Mr Buckley's willingness to courageously defend the "spirit" of the Mcarthy investigations into communist influence in American government is manifest in his book "Mcarthy And His Enemies": it is one of the more memorable works I have read in my investigations of conservative thought in America, and it is the reason that Mr. Buckley—when all is said and done, all ideological disputes aside, for in politics, as H. L. Mencken said, "One must rise above principle"!, but in philosophy one rises above politics—approaches heroic status in my pantheon of "intellectual" gods: He had the courage—a rare and fallen virtue in our lost age—to defend the unpopular cause, and he did not think that winning the argument was all that mattered—like some ancient sophists and rhetoricians, "eristic" as opposed to "dialectic" to recur to the Platonic language—for in this work and others he presented a "reasoned" and meticulously documented "rational" argument—a model of good critical scholarship (which were paralelled in two other of Mr Buckley's works, "God and Man at Yale" and "Up From Liberalism") sorely lacking in our age of hurried freneticism and technological entanglement. Mr. Buckley enriched our conception of what it means to be America (in the phrase of author Jedidiah Purdy), for he contributed in so many ways to making us what we are: He defined the entire constellation of conservative thought, and he fed the vital wellsprings of that thought by being an inimitable and noble reflection of what America, at its best, could be and become—He held out to it the promise of a better age, and he contributed to the resources that would assure that age at least a hearing in the marketplace, if a barly audible one as yet.
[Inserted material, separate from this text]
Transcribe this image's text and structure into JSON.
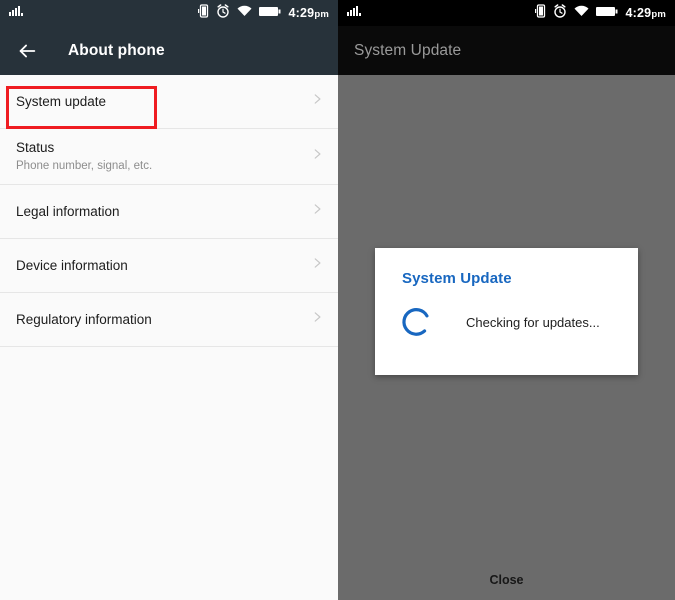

Bill Buckley represented the best in America because he represented what an American can become to the degree to which he is willing to work toward establishing his own vision of America and defending it as a great deed; America is not defined by its constitution, but its constitution provides the basis and genesis for its self-definition through the process of politics and its evolution in historical time: America's destiny is an unfinished Destiny and only with the work and striving of great individuals and those whom they immortally inspire can the work of Light and goodness, of Enlightenment and Faith be carried to its destined completion—William F. Buckley did not cower in the face of the challenges of his age, but he confronted them courageously, seeking to both understand and to impart and share his understanding—his unique and noble comprehension of the world, man, society and cosmos, and it was in this spirit that he came to the defence of his alma matter Yale in seeking to restore the college to its original mission in light of its original, religious founding; like his chiding, that was meant to instruct and improve, of Yale, Mr Buckley similarly failed to be to be a flatterer of the liberal democracy, precisely because he sought to bring the regime to a better future state, because he was not unwilling to ask the question "Why not"? in seeking to further his vision of a better America, and he did all in his power to work on behalf of his ideals: Few men in the 20th century accomplished as much and none did it with greater finesse than my hero—William F. Buckley! Now He belongs to the Ages!